Podiumsdiskussion auf der Internationalen Grünen Woche

PRESSEMITTEILUNG 02/17

Podiumsdiskussion zum Thema „Wald im Spannungsfeld zwischen wirtschaftlichen Interessen und gesellschaftlichen Anforderungen“. Der Deutsche Olympische Sportbund [DOSB] und der Deutsche Forstwirtschaftsrat [DFWR] bekunden Bereitschaft für eine gemeinsame Kooperation.

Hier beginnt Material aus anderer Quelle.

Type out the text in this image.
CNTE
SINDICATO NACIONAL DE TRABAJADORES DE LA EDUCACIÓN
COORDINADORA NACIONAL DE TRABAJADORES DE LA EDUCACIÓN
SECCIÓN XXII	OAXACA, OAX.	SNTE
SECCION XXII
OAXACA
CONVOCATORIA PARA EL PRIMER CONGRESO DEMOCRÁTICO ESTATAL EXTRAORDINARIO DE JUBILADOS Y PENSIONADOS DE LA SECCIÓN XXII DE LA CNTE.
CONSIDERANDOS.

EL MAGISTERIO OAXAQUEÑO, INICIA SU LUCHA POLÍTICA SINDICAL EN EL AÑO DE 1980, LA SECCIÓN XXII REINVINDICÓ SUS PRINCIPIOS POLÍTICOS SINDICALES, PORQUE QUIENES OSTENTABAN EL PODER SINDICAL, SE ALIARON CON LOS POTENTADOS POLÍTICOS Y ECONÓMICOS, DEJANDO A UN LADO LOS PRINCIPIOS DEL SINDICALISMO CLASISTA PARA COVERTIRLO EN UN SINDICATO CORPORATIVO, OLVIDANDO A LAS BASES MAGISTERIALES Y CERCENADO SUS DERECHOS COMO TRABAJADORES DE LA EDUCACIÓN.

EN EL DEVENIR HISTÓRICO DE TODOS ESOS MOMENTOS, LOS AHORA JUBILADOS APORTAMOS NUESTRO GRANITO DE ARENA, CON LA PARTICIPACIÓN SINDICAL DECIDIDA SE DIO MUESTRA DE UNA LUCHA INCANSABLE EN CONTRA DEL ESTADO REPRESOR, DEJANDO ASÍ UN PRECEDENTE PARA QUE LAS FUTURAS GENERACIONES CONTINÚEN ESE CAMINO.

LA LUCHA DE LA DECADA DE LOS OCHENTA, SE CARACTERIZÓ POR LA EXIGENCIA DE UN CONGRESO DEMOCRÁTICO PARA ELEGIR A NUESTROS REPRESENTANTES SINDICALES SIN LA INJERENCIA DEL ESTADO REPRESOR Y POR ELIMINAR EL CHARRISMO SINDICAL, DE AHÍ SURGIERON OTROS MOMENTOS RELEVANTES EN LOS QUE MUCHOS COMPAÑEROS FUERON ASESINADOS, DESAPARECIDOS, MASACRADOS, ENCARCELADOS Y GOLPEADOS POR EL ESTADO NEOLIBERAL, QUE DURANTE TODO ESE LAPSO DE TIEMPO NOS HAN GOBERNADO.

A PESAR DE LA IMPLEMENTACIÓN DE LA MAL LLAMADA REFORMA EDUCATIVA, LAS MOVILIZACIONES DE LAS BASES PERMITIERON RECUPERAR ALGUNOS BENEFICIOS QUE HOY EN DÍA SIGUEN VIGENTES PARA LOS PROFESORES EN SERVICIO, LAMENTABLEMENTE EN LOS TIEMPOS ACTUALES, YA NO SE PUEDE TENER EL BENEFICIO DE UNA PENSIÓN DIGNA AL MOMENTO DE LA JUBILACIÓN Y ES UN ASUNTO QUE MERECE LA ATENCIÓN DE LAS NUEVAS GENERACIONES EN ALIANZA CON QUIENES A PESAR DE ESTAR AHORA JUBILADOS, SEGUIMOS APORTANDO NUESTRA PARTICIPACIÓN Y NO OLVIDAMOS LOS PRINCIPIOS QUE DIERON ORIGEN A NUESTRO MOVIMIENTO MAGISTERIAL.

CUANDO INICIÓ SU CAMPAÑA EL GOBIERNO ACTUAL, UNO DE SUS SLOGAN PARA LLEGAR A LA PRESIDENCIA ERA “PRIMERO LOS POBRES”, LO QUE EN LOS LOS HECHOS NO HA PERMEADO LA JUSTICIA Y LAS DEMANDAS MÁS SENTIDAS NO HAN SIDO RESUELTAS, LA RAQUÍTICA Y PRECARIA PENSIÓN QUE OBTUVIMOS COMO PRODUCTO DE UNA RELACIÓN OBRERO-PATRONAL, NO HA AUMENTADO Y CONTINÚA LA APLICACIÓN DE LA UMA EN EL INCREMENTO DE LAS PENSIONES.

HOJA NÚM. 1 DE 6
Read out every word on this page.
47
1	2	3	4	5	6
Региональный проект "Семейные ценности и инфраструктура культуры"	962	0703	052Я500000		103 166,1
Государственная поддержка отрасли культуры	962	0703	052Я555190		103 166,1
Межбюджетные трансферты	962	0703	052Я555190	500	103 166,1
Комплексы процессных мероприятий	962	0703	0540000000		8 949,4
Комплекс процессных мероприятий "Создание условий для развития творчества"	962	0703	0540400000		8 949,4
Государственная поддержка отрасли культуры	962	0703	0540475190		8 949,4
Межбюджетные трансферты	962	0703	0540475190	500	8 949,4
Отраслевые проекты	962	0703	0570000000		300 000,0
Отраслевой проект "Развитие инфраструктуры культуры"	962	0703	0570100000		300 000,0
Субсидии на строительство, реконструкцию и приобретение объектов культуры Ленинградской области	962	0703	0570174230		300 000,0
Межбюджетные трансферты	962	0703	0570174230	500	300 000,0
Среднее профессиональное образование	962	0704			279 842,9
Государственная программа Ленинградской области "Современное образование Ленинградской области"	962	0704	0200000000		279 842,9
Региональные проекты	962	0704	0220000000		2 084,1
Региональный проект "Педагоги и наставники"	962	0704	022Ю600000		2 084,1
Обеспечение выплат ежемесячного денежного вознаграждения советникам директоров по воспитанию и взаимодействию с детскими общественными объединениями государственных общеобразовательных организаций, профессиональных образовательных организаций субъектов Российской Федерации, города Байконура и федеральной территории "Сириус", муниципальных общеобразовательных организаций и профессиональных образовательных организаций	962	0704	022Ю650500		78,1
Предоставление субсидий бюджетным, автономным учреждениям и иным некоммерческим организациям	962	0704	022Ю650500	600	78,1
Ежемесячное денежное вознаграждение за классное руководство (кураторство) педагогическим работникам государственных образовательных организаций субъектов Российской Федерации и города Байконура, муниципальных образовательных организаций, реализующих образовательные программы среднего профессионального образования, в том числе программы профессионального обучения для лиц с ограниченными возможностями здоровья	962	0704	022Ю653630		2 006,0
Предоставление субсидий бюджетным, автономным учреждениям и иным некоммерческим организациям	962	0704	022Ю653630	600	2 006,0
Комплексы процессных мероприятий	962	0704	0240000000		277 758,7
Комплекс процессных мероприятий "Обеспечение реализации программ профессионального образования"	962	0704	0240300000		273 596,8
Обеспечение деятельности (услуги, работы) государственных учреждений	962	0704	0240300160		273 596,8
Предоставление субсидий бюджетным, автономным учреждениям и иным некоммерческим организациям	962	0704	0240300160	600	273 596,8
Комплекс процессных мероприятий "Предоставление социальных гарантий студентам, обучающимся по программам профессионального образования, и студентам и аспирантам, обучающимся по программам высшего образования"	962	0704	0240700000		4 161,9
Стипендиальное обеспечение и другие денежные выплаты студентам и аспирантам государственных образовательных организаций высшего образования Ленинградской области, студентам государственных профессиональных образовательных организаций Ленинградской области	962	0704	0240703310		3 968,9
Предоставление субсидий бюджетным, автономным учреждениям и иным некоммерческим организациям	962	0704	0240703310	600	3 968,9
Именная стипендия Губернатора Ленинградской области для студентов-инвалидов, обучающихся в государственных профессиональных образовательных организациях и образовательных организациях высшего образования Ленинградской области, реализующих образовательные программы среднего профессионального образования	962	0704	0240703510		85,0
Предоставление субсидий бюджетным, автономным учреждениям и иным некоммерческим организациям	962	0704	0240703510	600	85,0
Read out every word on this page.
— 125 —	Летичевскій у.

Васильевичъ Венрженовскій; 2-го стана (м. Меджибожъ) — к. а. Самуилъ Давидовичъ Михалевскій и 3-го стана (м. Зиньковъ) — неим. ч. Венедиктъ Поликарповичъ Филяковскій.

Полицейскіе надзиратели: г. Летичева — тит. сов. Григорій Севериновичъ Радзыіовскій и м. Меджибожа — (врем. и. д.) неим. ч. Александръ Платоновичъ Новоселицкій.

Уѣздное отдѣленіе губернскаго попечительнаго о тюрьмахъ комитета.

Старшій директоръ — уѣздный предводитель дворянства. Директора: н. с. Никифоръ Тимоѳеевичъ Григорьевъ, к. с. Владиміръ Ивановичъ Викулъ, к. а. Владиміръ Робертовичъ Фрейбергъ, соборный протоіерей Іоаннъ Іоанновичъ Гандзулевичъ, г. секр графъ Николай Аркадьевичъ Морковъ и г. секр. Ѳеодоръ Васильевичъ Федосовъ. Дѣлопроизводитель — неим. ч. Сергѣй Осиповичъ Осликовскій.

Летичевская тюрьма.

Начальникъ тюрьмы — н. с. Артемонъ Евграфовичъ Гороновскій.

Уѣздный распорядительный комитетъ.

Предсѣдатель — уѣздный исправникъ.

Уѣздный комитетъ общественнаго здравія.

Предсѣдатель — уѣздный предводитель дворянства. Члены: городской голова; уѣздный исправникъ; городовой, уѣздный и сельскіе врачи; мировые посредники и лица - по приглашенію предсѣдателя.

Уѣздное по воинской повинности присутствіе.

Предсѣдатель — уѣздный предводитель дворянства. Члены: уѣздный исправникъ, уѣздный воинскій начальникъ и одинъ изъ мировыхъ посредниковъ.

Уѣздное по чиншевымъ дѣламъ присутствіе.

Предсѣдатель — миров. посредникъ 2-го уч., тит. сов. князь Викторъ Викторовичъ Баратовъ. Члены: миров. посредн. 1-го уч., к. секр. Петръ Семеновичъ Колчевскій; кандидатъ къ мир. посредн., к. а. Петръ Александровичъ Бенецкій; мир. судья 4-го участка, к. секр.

Berlin, den 20.01.2017: Im Rahmen der Internationalen Grünen Woche [IGW] fand, in Zusammenarbeit mit dem Deutschen Bauernverband [DBV], auf der Bühne des „ErlebnisBauernhofes“ (Halle 3.2) eine Podiumsdiskussion statt. Teilnehmende waren Dr. Karin Fehres vom DOSB, Prof. Andreas W. Bitter, Vorsitzender von PEFC Deutschland und Norbert Leben, Vizepräsident des DFWR. Anlass der Veranstaltung ist das Bestreben von DOSB und DFWR eine gemeinsame Kooperationsvereinbarung auf den Weg zu bringen. Waldnutzende sollen für die jeweils anderen, berechtigten Interessen sensibilisiert, es soll für einen konstruktiven Dialog sowie für den gesellschaftlichen Mehrwert von Sport geworben und Verhaltensregeln im Umgang miteinander bzw. im Umgang mit dem (Wald-) Eigentum entwickelt werden.

Unter der Moderation von Gerald Dohme, stellvertretender Generalsekretär des DBV, widmeten sich die drei Diskutanten der Frage nach zu lösenden Herausforderungen, wie der Erreichbarkeit unorganisierter Erholungssuchender sowie der Frage, wie gemeinsame Kommunikationsstrategien und -medien bedient werden müssen.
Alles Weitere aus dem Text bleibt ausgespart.